Le SYNADEC sur la situation nationale : La lutte n'est pas terminée ; gare aux notes discordantes
Depuis plusieurs années, les forces vives de la nation ont mené une lutte acharnée pour le triomphe de l'idéal démocratique. Elles ont surtout tenu à recourir aux moyens les plus légaux pour dissuader le régime de Monsieur Blaise Compaoré de tripatouiller la constitution à sa guise. Grisé par des apparents succès remportés dans la médiation des conflits en Afrique de l'Ouest, Monsieur Blaise Compaoré, qu'une certaine opinion présente comme un homme indispensable à la stabilité de la sous-région, pensait qu'il avait tous les droits et tous les pouvoirs dans son pays.
Et il n'en fallait pas plus pour que ses courtisans engagent la logique de guerre médiatique généralisée dans laquelle le slogan « nous voulons la paix » devient le motif le plus éloquent de la modification de l'article 37. Jamais, de mémoire d'historien, le mot paix n'a été autant prononcé depuis la constitution du Burkina Faso en 1958. On a compris que la condition de la paix devait être le silence du peuple dans la souffrance et la résignation. Autrement dit, « si vous voulez la paix, abandonnez-nous le pouvoir économique, politique et soyez nos esclaves ! » Le peuple consciencieusement préparait sa réponse à cette forfaiture. L'insurrection populaire des 30 et 31 octobre 2014 a révélé aux dépens de Monsieur Blaise Compaoré que le pouvoir appartient au peuple.
Il faut saluer et féliciter l'ensemble du peuple burkinabè qui a refusé de se faire tondre jusqu'à la chair et qui, défiant la « férule humiliante » du régime Compaoré, s'est levé, « comme un seul Homme », dans tout le pays, pour se libérer du joug de sa dictature. Nous le félicitions pour sa détermination à engager cette lutte opiniâtre qui fit échouer l'odieux projet de modification de l'article 37, et mieux, à chasser le porteur du projet. Ce courage, le peuple l'a payé au prix du sang versé de nombreuses personnes tombées sur le champ de bataille.
Le SYNADEC présente ses sincères condoléances et exprime sa profonde compassion aux familles de ces martyrs de la libération nationale. Il souhaite que les blessés recouvrent rapidement leur santé. A ce titre, il faut remercier le syndicat des médecins et personnels de santé qui s'est engagé à soigner sans relâche et gratuitement ces vaillants combattants de la liberté. Par ailleurs, le SYNADEC demande aux autorités compétentes de saisir la justice afin que justice les circonstances de décès des martyrs soient éclaircies.
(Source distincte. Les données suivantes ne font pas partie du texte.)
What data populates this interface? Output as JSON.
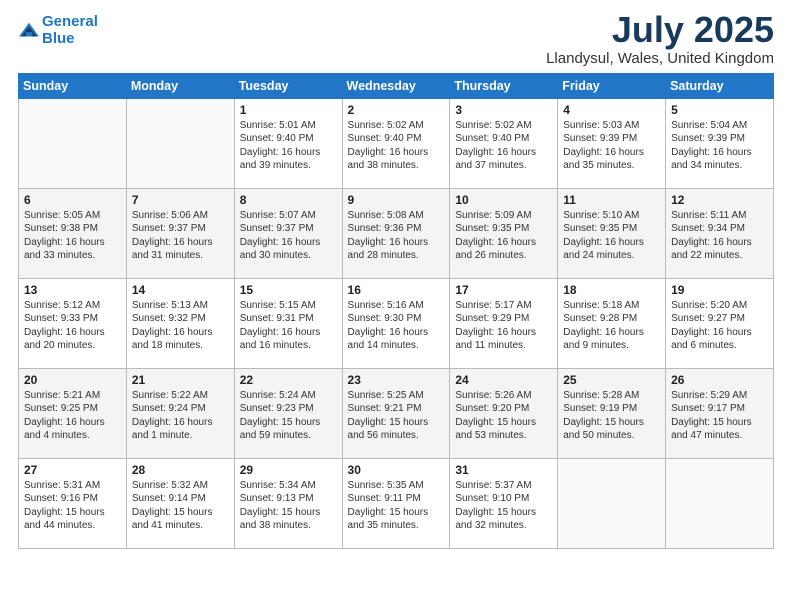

Le SYNADEC saisit l'occasion pour saluer l'initiative de large concertation impliquant toutes les composantes de la nation, entreprise par les autorités actuelles pour sortir le pays le plutôt possible de la situation de crise. C'est le lieu, de louer le courage de toutes les parties prenantes de l'insurrection populaire, à savoir les forces vives de la nation, en particulier l'opposition politique organisée au sein du CFOP, la société civile, mais aussi l'armée qui à un moment critique de la lutte républicaine qui s'est placée du côté du peuple pour éviter un bain de sang plus important qui aurait causé un drame dont l'horreur serait inqualifiable. Le SYNADEC félicite toutes ces parties prenantes et leur engagement contre l'instauration d'une monarchie au Burkina Faso.
Mais qu'on ne se méprenne pas ! Le plus facile n'est pas de gagner une bataille ou de lancer le cri de victoire du peuple. La lutte n'est pas terminée. Elle est à son tournant décisif de non-retour en arrière, un tournant qui nous impose l'obligation de mettre en place des institutions fortes. La victoire ne sera totale que lorsque l'ensemble des forces vives de la nation et l'armée sauront gérer la transition vers l'instauration d'une république véritablement démocratique dans laquelle il n'y aura plus d'homme fort mais des institutions fortes. L'essentiel se trouve donc dans une gestion habile, sans excitations ni passions de la période de transition, afin de poser les fondements solides de la construction nationale. En observant la scène politique depuis le 31 octobre, on se pose cette question qui traduit des inquiétudes légitimes : comment gérer cette victoire d'étape quand, en écoutant les médias, on s'aperçoit que les forces vives de la nation grincent des notes discordantes, chacune ayant la prétention d'avoir joué le rôle le plus déterminant dans la chute du régime Compaoré ?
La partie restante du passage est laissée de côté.